I
Был четвертый час. Матовые чечевицы засияли на улицах, борясь с разноцветными огнями бесчисленных окон, а вверху еще умирал яркий зимний день, и его лучи золотили и румянили покрытые морозными цветами стекла городской крыши. Казалось, там, над головами, в темной паутине алюминиевой сети, загорались миллионы драгоценных камней, то горячих, как рубин, то ярких и острых, как изумруды, то тусклых и ленивых, как аметисты…
Многие из стоящих на самодвижке подымали глаза вверх, и тогда листья пальм и магнолий, росших вдоль Невского, казались черными, как куски черного бархата в море умирающего блеска.
Искры света в стеклах затрепетали и заискрились. Заунывный звон отбил три жалобных и нежных удара. Шумя, опустился над углом Литейного воздушник, и через две минуты вниз по лестницам и из подземных машин потекла пестрая толпа приезжих, наполняя вплотную самодвижки. Нижние части домов не были видны, и казалось, что под ними плыла густая и темная река, и, как шум реки, звучали тысячи голосов, наполняя все пространство улицы и подымаясь мягкими взмахами под самую крышу и замирая там в темных извивах алюминиевой сети и тускнеющем блеске последних лучей зари…
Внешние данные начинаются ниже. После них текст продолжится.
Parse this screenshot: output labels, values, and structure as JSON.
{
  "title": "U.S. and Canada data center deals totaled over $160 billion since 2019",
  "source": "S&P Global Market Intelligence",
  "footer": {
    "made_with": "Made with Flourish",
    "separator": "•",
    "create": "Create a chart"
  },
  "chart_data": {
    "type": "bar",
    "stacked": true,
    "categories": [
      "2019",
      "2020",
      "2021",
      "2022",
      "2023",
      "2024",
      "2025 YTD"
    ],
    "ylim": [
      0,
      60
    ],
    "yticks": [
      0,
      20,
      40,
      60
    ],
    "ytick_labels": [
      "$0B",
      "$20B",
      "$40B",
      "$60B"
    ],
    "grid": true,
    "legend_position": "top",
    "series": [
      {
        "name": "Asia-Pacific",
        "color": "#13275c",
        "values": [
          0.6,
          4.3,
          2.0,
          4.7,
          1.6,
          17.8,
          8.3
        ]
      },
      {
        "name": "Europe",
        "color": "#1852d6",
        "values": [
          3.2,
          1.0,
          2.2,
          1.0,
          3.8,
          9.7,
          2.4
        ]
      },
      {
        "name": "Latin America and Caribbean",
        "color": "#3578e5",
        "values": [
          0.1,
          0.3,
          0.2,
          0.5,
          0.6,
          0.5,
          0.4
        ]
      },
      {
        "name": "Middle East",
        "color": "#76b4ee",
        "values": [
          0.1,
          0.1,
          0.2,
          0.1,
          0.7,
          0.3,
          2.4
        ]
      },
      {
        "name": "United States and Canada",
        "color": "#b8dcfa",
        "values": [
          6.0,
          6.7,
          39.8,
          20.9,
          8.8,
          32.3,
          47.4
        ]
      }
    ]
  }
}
Еще молодая, но уже утратившая юную свежесть девушка, стоявшая на второй площадке самодвижки, закусила белыми ровными зубами нижнюю губку, сдвинула тонкие и густые брови и задумалась. Какая-то дымка легла на ее лицо и затуманила ее синие глаза. Она не заметила, как пересекла Литейный, Троицкую, парк на Фонтанке, не заметила, как кругом нее все повернули головы к свежему бюллетеню, загоревшемуся красными буквами над толпой, и заговорили об извержении в Гренландии, которое все разрасталось, несмотря на напряженную борьбу с ним.
— Ужасно, как человечество еще слабо, — проговорил высокий плечистый юноша около девушки.